Cela pourrait changer si un vrai circuit était créé, ou même une "fédération" non organisatrice d'une compétition, mais simplement d'un classement et d'une animation autour de la compétition. Apres tout l'ATP n'organise pas de tournois elle-même au Tennis, en dehors des ATP World Tour Finals, dont l'importance reste modérée par rapport aux tournois du Grand Chelem. Pour reprendre l'exemple de la F1, ce n'est pas non plus la FIA qui organise un grand prix toutes les deux semaines. Les tentatives qu'il y a eu jusqu'a présent ont échoué à cause des intérêts contradictoires des organisateurs de ces circuits voulant a tout prix organiser une finale au bout du compte, prendre trop directement leur part du gâteau en taxant les autres organisations ou n'ayant tout simplement aucun sens des réalités.

 

Un sport technique ou peu visuel a besoin d'icones pour sortir du lot, et le sport électronique a l'inconvénient de posséder les deux caractéristiques, à l'exception notable des malencontreusement déconsidères jeux de sport et jeux de tir très visuels comme Halo. Sans Chabal, ni Douillet, le nombre de licencies des clubs de rugby ou de judo n'aurait probablement jamais explosé, quand bien même les nouveaux inscrits n'ont aucune idée des règles du regroupement et pensent que le waza-ari est la sauce verte épicée qui accompagne les sushis. L'esport a besoin de ces personnalités capables d'aller chercher plus loin que dans le périmètre actuel des Webtéléspectateurs de l'esport, pas de convaincre le monde entier que l'esport c'est cool mais que pour le comprendre il faut en apprendre les règles.

 

On le voit, la bulle StarCraft II s'essouffle, le jeu étant trop exigeant pour être joue a long terme par les joueurs casuals, ceux-ci dégonflent cette masse superficielle et il faudra désormais s'intéresser aux prochains supports pour espérer quelque chose de plus.
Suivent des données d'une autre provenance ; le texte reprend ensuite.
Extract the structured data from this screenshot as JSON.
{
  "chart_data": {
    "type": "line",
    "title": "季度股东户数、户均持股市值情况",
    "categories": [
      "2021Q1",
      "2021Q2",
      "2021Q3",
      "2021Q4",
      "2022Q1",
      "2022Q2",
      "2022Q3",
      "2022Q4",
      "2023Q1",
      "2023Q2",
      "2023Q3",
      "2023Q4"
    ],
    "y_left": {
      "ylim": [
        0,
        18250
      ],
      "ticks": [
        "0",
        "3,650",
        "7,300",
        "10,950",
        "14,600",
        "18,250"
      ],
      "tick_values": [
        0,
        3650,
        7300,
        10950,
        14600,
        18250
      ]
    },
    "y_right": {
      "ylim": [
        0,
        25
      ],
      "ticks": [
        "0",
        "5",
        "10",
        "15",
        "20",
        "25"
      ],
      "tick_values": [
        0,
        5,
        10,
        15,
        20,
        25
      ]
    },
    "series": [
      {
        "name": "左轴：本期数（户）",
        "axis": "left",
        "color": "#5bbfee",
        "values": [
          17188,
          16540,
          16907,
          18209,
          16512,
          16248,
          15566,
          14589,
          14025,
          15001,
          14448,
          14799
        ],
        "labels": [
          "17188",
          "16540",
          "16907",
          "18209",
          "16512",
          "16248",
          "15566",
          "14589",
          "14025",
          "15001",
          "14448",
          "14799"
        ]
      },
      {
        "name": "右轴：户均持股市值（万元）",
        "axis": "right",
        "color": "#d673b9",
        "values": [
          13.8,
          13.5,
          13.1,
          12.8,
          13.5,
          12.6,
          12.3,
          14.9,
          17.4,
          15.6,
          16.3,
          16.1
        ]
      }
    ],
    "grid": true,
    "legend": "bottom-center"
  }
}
Mais DotA 2 et CS:GO seront une fois de plus difficiles à aborder car peu visuels et très techniques. Ils sont moins attendus que SC II, et seront donc paradoxalement moins dangereux pour le sport électronique qui semble avoir besoin de trouver la stabilité du tennis de table avant d'explorer sa voie de Formule 1, qu'il mérite.